Suppose I have a probabilistic graphical model shown in the picture, in which all variables are binary, $c_1$ and $c_2$ are observed, and I want to use mean-field variational inference to estimate beliefs about the remaining variables. Suppose further - and this is crucial to the problem - that the two $b$'s are constrained to be identical to $a$: if $a$ is true, both $b$'s are true as well, and if $a$ is false, both $b$'s are also false. That is, $p(b_i|a)=[a=b]$.

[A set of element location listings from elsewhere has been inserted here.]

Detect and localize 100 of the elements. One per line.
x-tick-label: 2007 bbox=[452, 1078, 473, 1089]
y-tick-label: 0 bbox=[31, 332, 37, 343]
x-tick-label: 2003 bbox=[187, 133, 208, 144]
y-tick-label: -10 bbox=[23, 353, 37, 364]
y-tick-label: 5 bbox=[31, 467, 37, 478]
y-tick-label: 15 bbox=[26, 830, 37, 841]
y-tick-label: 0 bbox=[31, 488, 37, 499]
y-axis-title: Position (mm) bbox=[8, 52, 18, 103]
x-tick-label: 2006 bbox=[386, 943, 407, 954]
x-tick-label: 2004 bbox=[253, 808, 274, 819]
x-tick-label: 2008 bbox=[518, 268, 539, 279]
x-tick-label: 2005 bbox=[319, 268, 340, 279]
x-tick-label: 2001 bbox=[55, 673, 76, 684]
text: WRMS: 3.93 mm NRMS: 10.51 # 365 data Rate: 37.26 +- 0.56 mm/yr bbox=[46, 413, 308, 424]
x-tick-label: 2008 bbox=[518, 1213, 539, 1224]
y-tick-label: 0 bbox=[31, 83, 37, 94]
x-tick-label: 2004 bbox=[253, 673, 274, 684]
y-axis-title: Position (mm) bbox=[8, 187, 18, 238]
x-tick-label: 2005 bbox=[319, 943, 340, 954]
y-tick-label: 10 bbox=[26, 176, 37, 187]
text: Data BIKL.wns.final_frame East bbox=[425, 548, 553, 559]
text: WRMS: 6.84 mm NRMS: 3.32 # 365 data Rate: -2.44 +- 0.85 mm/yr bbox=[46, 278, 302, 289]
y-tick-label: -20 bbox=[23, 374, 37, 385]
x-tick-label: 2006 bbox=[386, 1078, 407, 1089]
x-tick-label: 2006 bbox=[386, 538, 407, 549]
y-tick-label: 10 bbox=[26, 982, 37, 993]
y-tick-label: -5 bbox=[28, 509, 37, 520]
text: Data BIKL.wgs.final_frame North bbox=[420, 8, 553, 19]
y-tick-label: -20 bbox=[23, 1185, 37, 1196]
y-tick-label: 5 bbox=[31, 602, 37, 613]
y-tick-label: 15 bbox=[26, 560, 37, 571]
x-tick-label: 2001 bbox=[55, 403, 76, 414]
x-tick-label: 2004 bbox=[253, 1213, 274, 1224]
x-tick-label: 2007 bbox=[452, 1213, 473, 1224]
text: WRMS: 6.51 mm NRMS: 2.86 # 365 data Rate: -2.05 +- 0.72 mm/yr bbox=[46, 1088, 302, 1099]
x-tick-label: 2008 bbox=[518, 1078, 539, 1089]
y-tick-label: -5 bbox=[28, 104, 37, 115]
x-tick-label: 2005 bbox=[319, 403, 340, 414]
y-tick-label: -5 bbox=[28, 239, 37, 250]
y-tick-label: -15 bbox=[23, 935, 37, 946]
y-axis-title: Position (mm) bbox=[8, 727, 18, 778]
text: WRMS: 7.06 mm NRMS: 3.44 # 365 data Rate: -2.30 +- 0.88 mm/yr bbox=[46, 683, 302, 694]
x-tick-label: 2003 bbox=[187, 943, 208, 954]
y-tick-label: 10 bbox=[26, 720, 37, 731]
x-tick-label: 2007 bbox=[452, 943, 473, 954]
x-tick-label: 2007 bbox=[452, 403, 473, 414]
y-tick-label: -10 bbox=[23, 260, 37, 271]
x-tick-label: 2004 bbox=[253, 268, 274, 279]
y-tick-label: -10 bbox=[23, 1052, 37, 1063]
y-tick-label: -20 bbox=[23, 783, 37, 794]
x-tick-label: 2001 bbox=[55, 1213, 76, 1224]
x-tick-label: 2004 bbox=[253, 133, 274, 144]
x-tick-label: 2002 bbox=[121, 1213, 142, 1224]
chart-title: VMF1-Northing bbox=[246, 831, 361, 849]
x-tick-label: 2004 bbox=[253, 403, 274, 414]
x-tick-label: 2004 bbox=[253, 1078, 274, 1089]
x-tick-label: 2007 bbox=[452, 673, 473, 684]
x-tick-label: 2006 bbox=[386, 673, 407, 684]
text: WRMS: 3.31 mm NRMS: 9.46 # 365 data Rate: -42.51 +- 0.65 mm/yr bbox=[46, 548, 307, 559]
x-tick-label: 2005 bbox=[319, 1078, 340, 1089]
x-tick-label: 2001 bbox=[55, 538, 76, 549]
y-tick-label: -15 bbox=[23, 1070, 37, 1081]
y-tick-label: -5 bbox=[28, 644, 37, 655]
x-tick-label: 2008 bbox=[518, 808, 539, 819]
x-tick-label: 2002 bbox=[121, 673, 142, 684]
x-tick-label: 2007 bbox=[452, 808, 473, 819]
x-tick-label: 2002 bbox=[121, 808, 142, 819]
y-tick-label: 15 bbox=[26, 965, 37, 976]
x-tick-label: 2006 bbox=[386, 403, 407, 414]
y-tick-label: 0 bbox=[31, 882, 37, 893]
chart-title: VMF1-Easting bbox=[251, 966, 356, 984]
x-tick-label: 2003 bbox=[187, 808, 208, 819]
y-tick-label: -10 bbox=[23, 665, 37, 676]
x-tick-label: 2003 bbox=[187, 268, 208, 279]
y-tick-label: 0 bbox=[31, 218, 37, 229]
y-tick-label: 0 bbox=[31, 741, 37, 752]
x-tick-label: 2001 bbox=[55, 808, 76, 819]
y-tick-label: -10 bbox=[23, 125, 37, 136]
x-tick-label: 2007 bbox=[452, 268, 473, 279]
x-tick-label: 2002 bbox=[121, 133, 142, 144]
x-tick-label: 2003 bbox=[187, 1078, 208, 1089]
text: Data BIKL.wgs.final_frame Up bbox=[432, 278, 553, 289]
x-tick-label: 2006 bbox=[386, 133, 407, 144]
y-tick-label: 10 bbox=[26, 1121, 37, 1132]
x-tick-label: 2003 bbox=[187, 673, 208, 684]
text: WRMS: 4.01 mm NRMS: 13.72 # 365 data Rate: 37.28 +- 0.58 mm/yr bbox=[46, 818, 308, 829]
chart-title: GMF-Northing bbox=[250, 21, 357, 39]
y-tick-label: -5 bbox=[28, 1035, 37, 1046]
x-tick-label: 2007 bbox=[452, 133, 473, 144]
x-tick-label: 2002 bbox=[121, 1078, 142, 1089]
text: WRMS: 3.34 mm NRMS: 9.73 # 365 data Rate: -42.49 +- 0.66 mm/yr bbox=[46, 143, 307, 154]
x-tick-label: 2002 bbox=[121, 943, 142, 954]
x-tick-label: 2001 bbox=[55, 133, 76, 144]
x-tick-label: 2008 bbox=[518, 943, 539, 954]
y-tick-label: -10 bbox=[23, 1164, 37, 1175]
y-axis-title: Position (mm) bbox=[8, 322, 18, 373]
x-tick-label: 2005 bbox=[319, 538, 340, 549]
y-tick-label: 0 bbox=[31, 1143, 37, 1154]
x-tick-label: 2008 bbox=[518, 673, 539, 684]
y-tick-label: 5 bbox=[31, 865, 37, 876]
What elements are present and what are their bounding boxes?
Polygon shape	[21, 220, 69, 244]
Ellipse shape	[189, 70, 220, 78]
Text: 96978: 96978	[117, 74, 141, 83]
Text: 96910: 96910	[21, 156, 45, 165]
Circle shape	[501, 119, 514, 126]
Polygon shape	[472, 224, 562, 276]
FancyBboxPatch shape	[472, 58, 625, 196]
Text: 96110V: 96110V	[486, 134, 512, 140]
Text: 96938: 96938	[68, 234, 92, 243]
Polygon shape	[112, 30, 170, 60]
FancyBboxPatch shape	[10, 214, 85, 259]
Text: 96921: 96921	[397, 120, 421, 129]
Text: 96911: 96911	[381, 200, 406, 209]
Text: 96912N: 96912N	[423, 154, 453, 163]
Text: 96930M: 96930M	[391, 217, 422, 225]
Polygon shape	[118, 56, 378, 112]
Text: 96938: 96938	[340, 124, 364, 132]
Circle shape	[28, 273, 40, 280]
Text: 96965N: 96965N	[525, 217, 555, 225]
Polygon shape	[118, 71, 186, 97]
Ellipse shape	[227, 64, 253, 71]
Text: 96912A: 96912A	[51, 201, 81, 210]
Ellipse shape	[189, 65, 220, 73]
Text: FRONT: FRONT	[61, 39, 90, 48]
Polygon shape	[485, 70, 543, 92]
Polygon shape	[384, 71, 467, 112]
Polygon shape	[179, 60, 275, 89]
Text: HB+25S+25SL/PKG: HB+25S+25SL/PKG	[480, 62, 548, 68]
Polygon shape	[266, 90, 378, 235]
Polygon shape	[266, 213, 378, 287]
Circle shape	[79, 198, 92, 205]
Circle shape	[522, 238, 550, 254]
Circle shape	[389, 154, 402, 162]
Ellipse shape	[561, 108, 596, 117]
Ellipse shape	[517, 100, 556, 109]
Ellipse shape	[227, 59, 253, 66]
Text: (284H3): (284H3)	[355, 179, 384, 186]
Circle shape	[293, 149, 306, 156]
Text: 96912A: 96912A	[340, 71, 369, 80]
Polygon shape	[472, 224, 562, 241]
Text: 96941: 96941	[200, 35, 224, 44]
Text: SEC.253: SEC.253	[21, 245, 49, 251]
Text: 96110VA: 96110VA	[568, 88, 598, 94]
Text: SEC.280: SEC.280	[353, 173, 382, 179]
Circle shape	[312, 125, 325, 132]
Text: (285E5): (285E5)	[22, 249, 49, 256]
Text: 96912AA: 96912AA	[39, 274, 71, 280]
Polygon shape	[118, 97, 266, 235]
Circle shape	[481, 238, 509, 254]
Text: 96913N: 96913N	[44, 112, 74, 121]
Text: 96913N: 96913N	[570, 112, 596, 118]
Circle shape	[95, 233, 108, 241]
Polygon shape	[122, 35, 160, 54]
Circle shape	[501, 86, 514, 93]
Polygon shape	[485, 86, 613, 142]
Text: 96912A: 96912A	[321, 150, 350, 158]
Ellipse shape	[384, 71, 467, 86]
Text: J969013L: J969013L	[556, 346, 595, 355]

The full posterior of the unobserved given the observed variables is given by $$ p(a,b_1,b_2|c_1,c_2) = \frac{p(c_1|b_1)p(c_2|b_2)p(b_1,b_2|a)p(a)}{p(c_1,c_2)} $$ We want to approximate this joint posterior with a factorized distribution $q(a,b_1,b_2)=q(a)q(b_1)q(b_2)$, by minimizing the KL-divergence: $$ D_{KL}(q||p)=E_q[\log q(a,b_1,b_2)-\log p(a,b_1,b_2|c_1,c_2)] $$ $$ =\sum_a q(a)\log q(a)+\sum_{b_1}q(b_1)\log q(b_1)+\sum_{b_2}\log q(b_2) -\sum_{b_1}q(b_1)\log p(c_1|b_1)-\sum_{b_2}q(b_2)\log p(c_2|b_2) - \sum_{a,b_1,b_2}q(a)q(b_1)q(b_2)\log p(b_1,b_2|a)- \sum_a q(a)\log p(a) + \log p(c_1,c_2) $$ This includes one term that is very problematic: $\log p(b_1,b_2|a)$. The probability inside the log equals either 1 or 0. It equals 1 when $a=b_1=b_2$ (i.e. when they are all true or all false), and 0 otherwise. The problem is that $\log 0 = -\infty$. Thus, if $q(a,b_1,b_2)$ assigns any probability mass to assignments for which $a$, $b_1$ and $b_2$ are not identical, the KL-divergence goes to infinity. Therefore, there are only two "legal" outcomes for variational inference here: we can either have $q(a=1)=q(b_1=1)=q(b_2=1)=1$, or $q(a=0)=q(b_1=0)=q(b_2=0)=1$.
This isn't very attractive, since the evidence provided by $c_1$ and $c_2$ might not be very informative about $b_1$ and $b_2$ (and, consequently, about $a$), and so really we would like our inferences to reflect this uncertainty, and assign some probability to both options (true or false) for $a$, $b_1$ and $b_2$. Variational inference, instead, will collapse onto the mode of the posterior and discard all this uncertainty, which is no better than doing MAP-inference.
My understanding is that this is quite a well-known issue with variational inference, but my question is: is there any solution or workaround? Is there a different way of stating or approaching the problem that allows us to make progress and preserve the uncertainty that we're interested in? Or is the only way to avoid it to use a different (approximate) inference algorithm (e.g. belief propagation)?